А вот весна… Блестят лужи, темные, грязные, в белых рамках еще не везде растаявшего снега… Свежо, но к полудню начинает припекать. Моська ворочает дюжими, одетыми в желтые кожаные рукавицы руками большие, белые, свежеобтесанные бревна… От ловких ударов остро отточенного топора летят щепки, ряд за рядом вырастает сруб…
И вся крестьянская жизнь, полная непрестанных забот, хлопот, труда и усилия, начинает развертываться перед ним… Особенно любил вспоминать Моська, как зимой, вставши чуть свет и поев при огне горячих блинов, он запрягал кобылу и ехал на станцию отвозить в город пассажиров… Стужа, ветер; зипунишко то и дело пропускает холодные струйки морозного воздуха… Но Моська молод, два-три удара кнута — и тарантасик летит во весь опор, подбрасывая злополучного пассажира…
Если только вздох самого Моськи, вспоминающего подчас голодную, но более свободную и милую жизнь, не прерывал его размышлений, то эти размышления обыкновенно нарушал грубый окрик взводного:
— Э-эй, Моська! Что шары-то уставил? Ступай почисть сапоги!
Моська берет сапоги и начинает их чистить. Но в блеске сапожного носка он уже опять видит блестящие струи деревенской вертлявой речки, маленького мальчишку Моську, который, задрав рубаху до плеч, упорно старается схватить руками быстрых, скользких вьюнов.
Когда наступил срок и Моське надо было тянуть жребий, он не испытал особенной грусти… Напротив, когда его, голого, ощупали, как лошадь, в воинском присутствии и плотный мужчина с бакенбардами громко сказал: «Годен!» — он испытал даже некоторое удовольствие при мысли, что в его, Моськиной, жизни начинается какая-то новая полоса, совершенно отличная от прежнего времяпрепровождения. Ему, силачу и здоровяку, шутя разгибающему подкову и кулаком ломавшему кирпичи, служба казалась игрушкой — веселой, занятной и почетной. «Ну што такое ружо! — думал он. — Эка невидаль — девять фунтов!» А солдатские мундиры, в которых приезжали на побывку в деревню его земляки, приводили Моську в наивное восхищение.
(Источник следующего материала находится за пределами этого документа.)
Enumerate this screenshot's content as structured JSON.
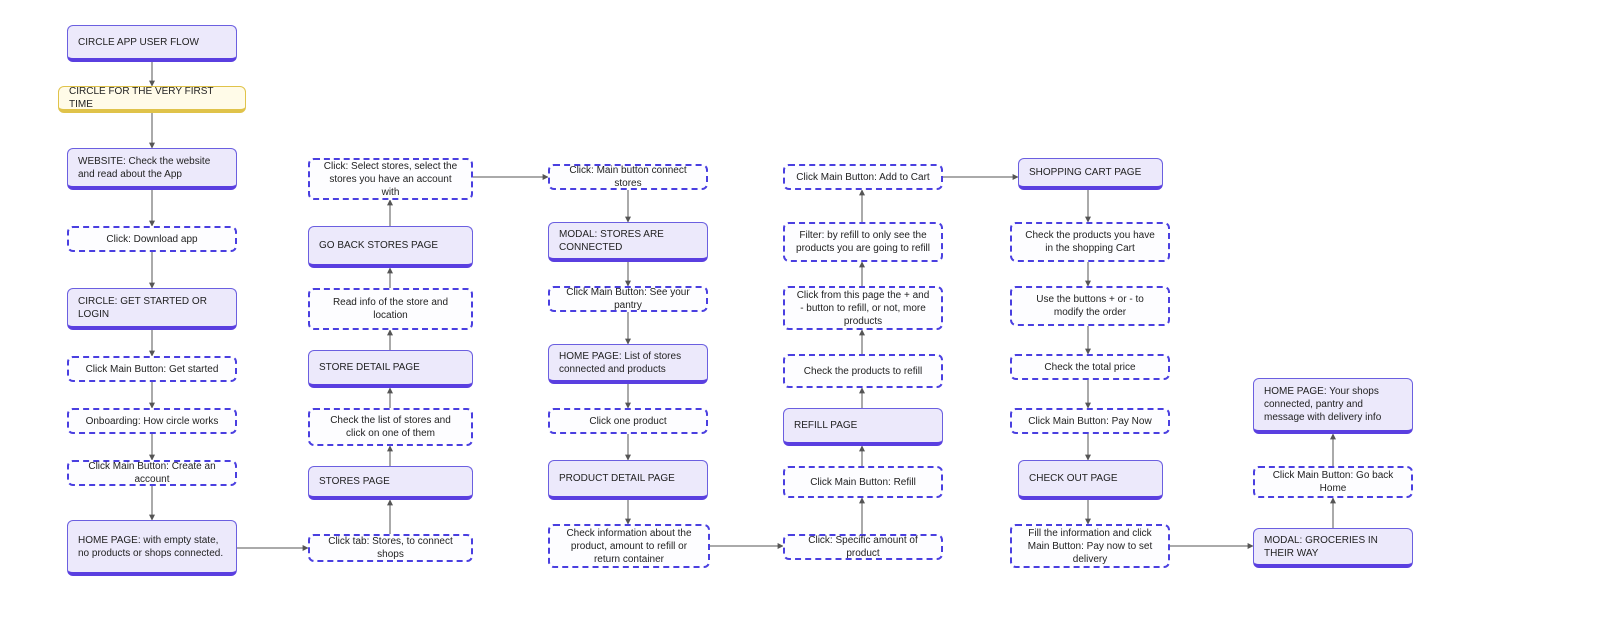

«Чай, все царское», — думал он, с почтением поглядывая на соседа Гришку или Петьку, который, ухарски заломив шапку на затылок, рассыпался мелким бесом перед деревенскими красавицами.
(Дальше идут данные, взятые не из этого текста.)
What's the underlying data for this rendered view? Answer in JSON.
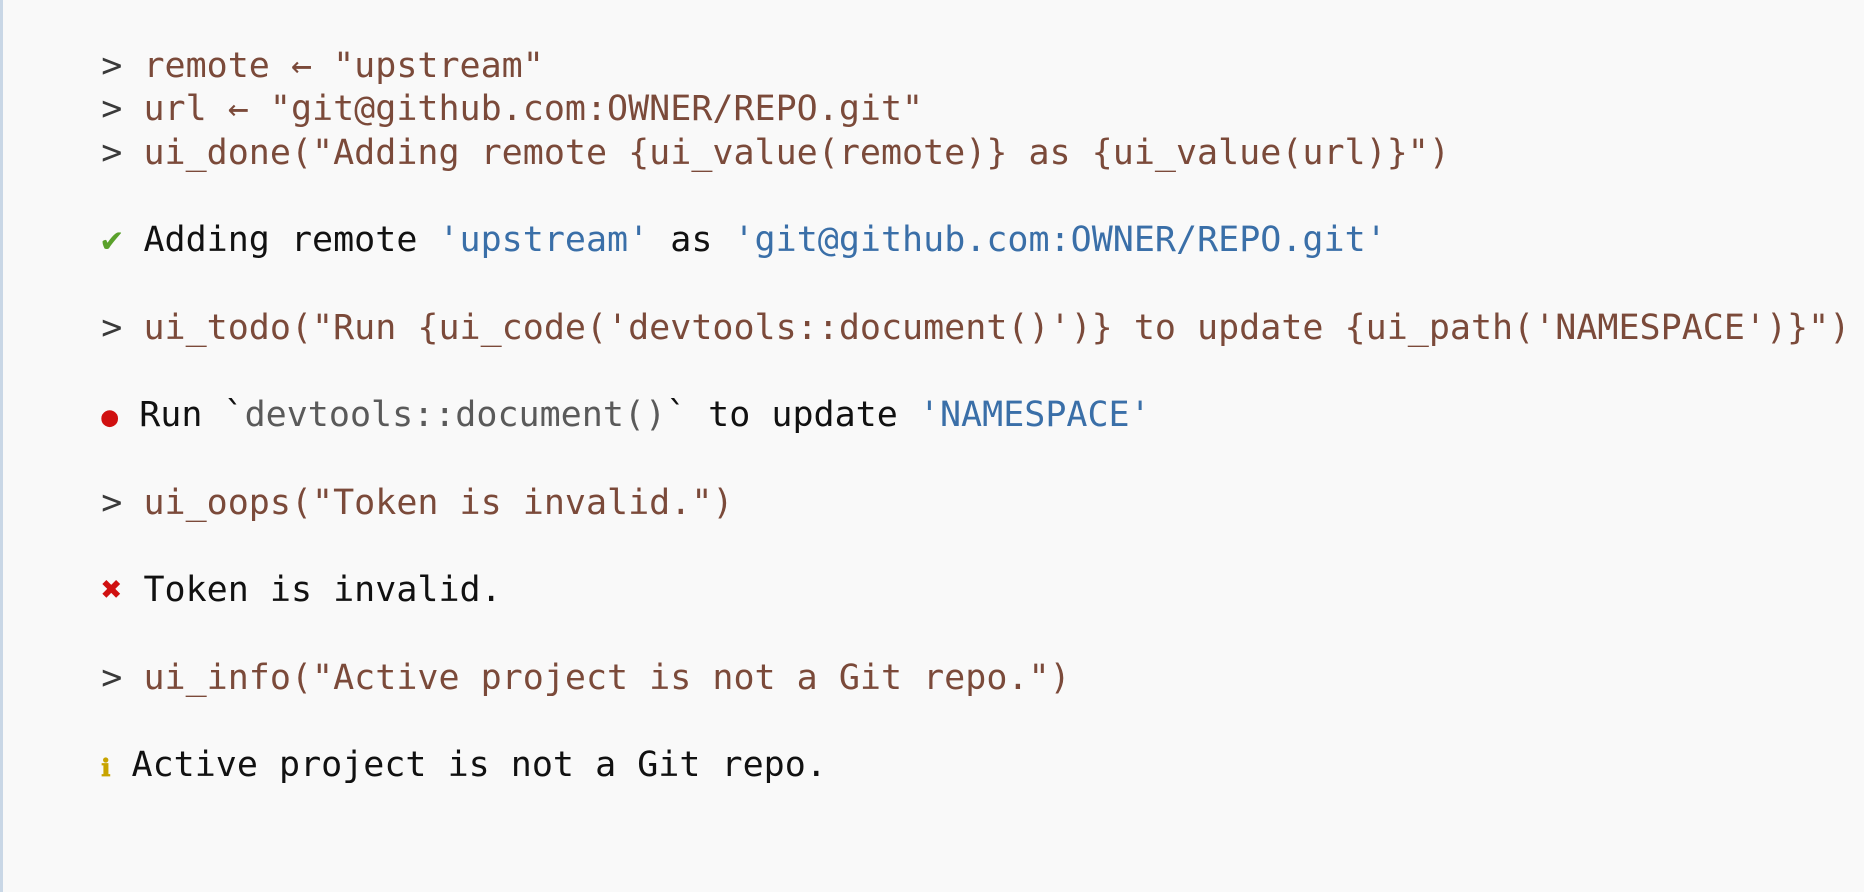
{
  "console": {
    "prompt": ">",
    "cmd1": "remote ← \"upstream\"",
    "cmd2": "url ← \"git@github.com:OWNER/REPO.git\"",
    "cmd3": "ui_done(\"Adding remote {ui_value(remote)} as {ui_value(url)}\")",
    "done": {
      "icon": "✔",
      "text_a": "Adding remote ",
      "value_a": "'upstream'",
      "text_b": " as ",
      "value_b": "'git@github.com:OWNER/REPO.git'"
    },
    "cmd4": "ui_todo(\"Run {ui_code('devtools::document()')} to update {ui_path('NAMESPACE')}\")",
    "todo": {
      "icon": "●",
      "text_a": "Run `",
      "code": "devtools::document()",
      "text_b": "` to update ",
      "path": "'NAMESPACE'"
    },
    "cmd5": "ui_oops(\"Token is invalid.\")",
    "oops": {
      "icon": "✖",
      "text": "Token is invalid."
    },
    "cmd6": "ui_info(\"Active project is not a Git repo.\")",
    "info": {
      "icon": "ℹ",
      "text": "Active project is not a Git repo."
    }
  },
  "colors": {
    "command": "#7b4a3a",
    "value": "#3a6fa8",
    "ok": "#5aa12b",
    "error": "#d01010",
    "info": "#c8a400"
  }
}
«Ишь царь-то он, гляди, как наряжат! Мне бы эдакое!» — и смущенно вздыхал, оглядывая свою неказистую деревенскую одежонку.
А теперь он сам будет такой!
Увы! Когда их, новобранцев, в количестве сто с лишним человек представили на казарменный двор — тут впервые Моська почувствовал, что как будто — «не тово»… Когда прошли первые два-три дня приемки, разбивки, выдачи разных мундиров, заплатанных и перезаплатанных штанов, галстуков, винтовок, сумок и прочей солдатской упряжки, когда впервые Моську поставили в шеренгу и сказала ему уже не как новичку, а как солдату: «Эй, ты, рыло! Подтяни брюхо! Брюхо убери!» — тогда он начал подумывать, что, конечно, трудность солдатской службы не только в том, что винтовка весит девять фунтов. На этих девяти фунтах нависла, цепляясь одно за другое, вся страшная тяжесть солдатчины, всей убийственно бессмысленной жизни для убийства… Каждый раз, как Моська становился в ряды и, весь замирая, напрягая все внимание и «поедая начальство глазами», старался не пропустить мимо ушей ни команды, ни ее смысла, — он неизбежно терялся и делал ошибку за ошибкой… И быть может, эта вечная боязнь ошибиться и недоверие к себе, воспитанное постоянными заушениями и окриками: «Осел! Олух!» — и т. п. делали то, что здоровый и неглупый по натуре парень превращался в запуганное животное, не всегда понимающее своего дрессировщика.
Пока Моська числился еще «молодым солдатом», то есть проходил первые четыре месяца службы, с него, как и с других, спрашивалось все же меньше, чем с так называемых «старых солдат». Но когда эти четыре месяца прошли, когда «молодые» приняли вторую присягу, тут Моське стало плохо. Он почти решительно ничего не знал. Когда весной перед началом стрельбы ротный командир сделал смотр своей роте, он был так поражен поведением Моськи, что вывел его из строя и произвел «экзамен» отдельно.
— Стой! — закричал он Моське, испуганному и растерявшемуся. — Я тебя научу! Смирно!
Солдат застыл.
— Слуша-ай! По-ефрейторски на кра-а-ул!
Моська, пропустив слова «по-ефрейторски», — взял «на краул» обыкновенным приемом, то есть подняв винтовку и прижав ее к животу.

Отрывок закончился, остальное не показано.